Weitere Informationen:
www.ursulapopp.ch
Ursula Popp
Ursula Popp ist in St. Gallen aufgewachsen und lebte 20 Jahre in den USA. Sie ist Berufs- und Laufbahnberaterin, hat chinesische Medizin studiert und führte in Seattle eine Schule für Körperarbeit. Heute lebt und arbeitet sie im Lassalle-Haus in Bad Schönbrunn ZG. Dort gibt sie unter anderem Fastenkurse und leitet Zen-Meditationen an. Zudem hat sie den Jahreskurs «Das Beste kommt noch» entwickelt. Er richtet sich an Pensionierte, die eine neue Ausrichtung suchen.
Zwei von fünf möchten weiterarbeiten
Rund 50 Prozent aller Schweizer Erwerbstätigen zwischen 50 und 64 Jahren möchten gerne über das Pensionsalter hinaus in Teilzeit weiterarbeiten. Das ergab eine aktuelle Studie des Beratungsunternehmens Deloitte. Allerdings rechnen nur sehr wenige damit, dies auch tatsächlich tun zu können. Denn ältere Arbeitnehmer sind oft wenig gefragt.

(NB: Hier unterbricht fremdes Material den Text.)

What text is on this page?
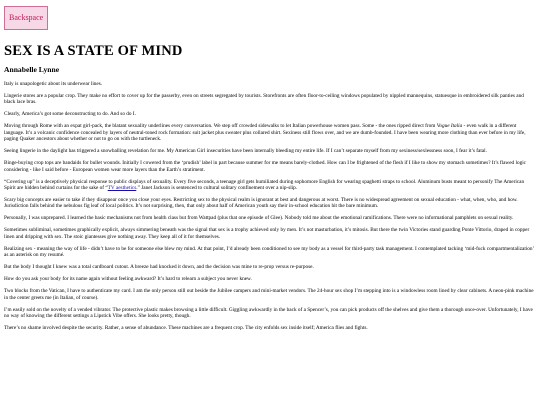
Backspace
SEX IS A STATE OF MIND
Annabelle Lynne

Italy is unapologetic about its underwear lines.

Lingerie stores are a popular crop. They make no effort to cover up for the passerby, even on streets segregated by tourists. Storefronts are often floor-to-ceiling windows populated by nippled mannequins, statuesque in embroidered silk panties and black lace bras.

Clearly, America’s got some deconstructing to do. And so do I.

Moving through Rome with an expat girl-pack, the blatant sexuality underlines every conversation. We step off crowded sidewalks to let Italian powerhouse women pass. Some - the ones ripped direct from Vogue Italia - even walk in a different language. It’s a volcanic confidence concealed by layers of neutral-toned rock formation: suit jacket plus sweater plus collared shirt. Sexiness still flows over, and we are dumb-founded. I have been wearing more clothing than ever before in my life, paging Quaker ancestors about whether or not to go on with the turtleneck.

Seeing lingerie in the daylight has triggered a snowballing revelation for me. My American Girl insecurities have been internally bleeding my entire life. If I can’t separate myself from my sexiness/sexlessness soon, I fear it’s fatal.

Binge-buying crop tops are bandaids for bullet wounds. Initially I cowered from the ‘prudish’ label in part because summer for me means barely-clothed. How can I be frightened of the flesh if I like to show my stomach sometimes? It’s flawed logic considering - like I said before - European women wear more layers than the Earth’s stratiment.

“Covering up” is a deceptively physical response to public displays of sexuality. Every five seconds, a teenage girl gets humiliated during sophomore English for wearing spaghetti straps to school. Aluminum busts meant to personify The American Spirit are hidden behind curtains for the sake of “TV aesthetics.” Janet Jackson is sentenced to cultural solitary confinement over a nip-slip.

Scary big concepts are easier to take if they disappear once you close your eyes. Restricting sex to the physical realm is ignorant at best and dangerous at worst. There is no widespread agreement on sexual education - what, when, who, and how. Jurisdiction falls behind the nebulous fig leaf of local politics. It’s not surprising, then, that only about half of American youth say their in-school education hit the bare minimum.

Personally, I was unprepared. I learned the basic mechanisms not from health class but from Wattpad (plus that one episode of Glee). Nobody told me about the emotional ramifications. There were no informational pamphlets on sexual reality.

Sometimes subliminal, sometimes graphically explicit, always simmering beneath was the signal that sex is a trophy achieved only by men. It’s not masturbation, it’s mitosis. But there the twin Victories stand guarding Ponte Vittorio, draped in copper linen and dripping with sex. The stoic giantesses give nothing away. They keep all of it for themselves.

Realizing sex - meaning the way of life - didn’t have to be for someone else blew my mind. At that point, I’d already been conditioned to see my body as a vessel for third-party task management. I contemplated tacking ‘mid-fuck compartmentalization’ as an asterisk on my resumé.

But the body I thought I knew was a total cardboard cutout. A breeze had knocked it down, and the decision was mine to re-prop versus re-purpose.

How do you ask your body for its name again without feeling awkward? It’s hard to relearn a subject you never knew.

Two blocks from the Vatican, I have to authenticate my card. I am the only person still out beside the Jubilee campers and mini-market vendors. The 24-hour sex shop I’m stepping into is a windowless room lined by clear cabinets. A neon-pink machine in the center greets me (in Italian, of course).

I’m easily sold on the novelty of a vended vibrator. The protective plastic makes browsing a little difficult. Giggling awkwardly in the back of a Spencer’s, you can pick products off the shelves and give them a thorough once-over. Unfortunately, I have no way of knowing the different settings a Lipstick Vibe offers. She looks pretty, though.

There’s no shame involved despite the security. Rather, a sense of abundance. These machines are a frequent crop. The city enfolds sex inside itself; America flies and fights.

Auf der anderen Seite werden dem Schweizer Arbeitsmarkt laut der Grossbank UBS bis im Jahr 2030 voraussichtlich bis zu einer halben Million Arbeitskräfte fehlen. Eine Möglichkeit, die Lücke zu füllen, wäre ein flexibles Rentenalter. Das haben einige Staaten bereits eingeführt. So können zum Beispiel die Schweden selber entscheiden, ob sie schon mit 61 oder erst mit 67 Jahren in Pension gehen. Wer früher aufhört, bekommt weniger Rente.
Klimaseniorinnen
Die Klimaseniorinnen werfen dem Staat vor, er unternehme zu wenig gegen den Klimawandel. Die Klimagesetzgebung verletzte das Grundrecht auf Leben in Gesundheit, so der Verein. Denn laut verschiedenen Studien seien ältere Frauen besonders stark durch die Klimaerwärmung gefährdet. Daher zieht die Organisation nun mit ihrer Klage vors Bundesgericht.
Grossmütter-Revolution
Die «Grossmütter-Revolution» versteht sich als soziale Bewegung, die gesellschaftsrelevante Fragen rund um Alter, Frausein und Generationen aufnimmt. Das Ziel ist, veraltete Bilder aufzubrechen, gesellschaftliche und politische Vorstellungen und Entscheide zu hinterfragen und zum Nachdenken anzuregen.
Zeitgutschriften
Ob einkaufen, Balkon winterfest machen oder einfach jemandem Gesellschaft leisten: Freiwillige jeden Alters können Nachbarschaftshilfe leisten und bekommen dafür Zeitgutschriften, falls sie selbst einmal Unterstützung brauchen. Bereits gibt es in der Schweiz über ein Dutzend gemeinnützige Organisationen, die nach diesem Modell arbeiten.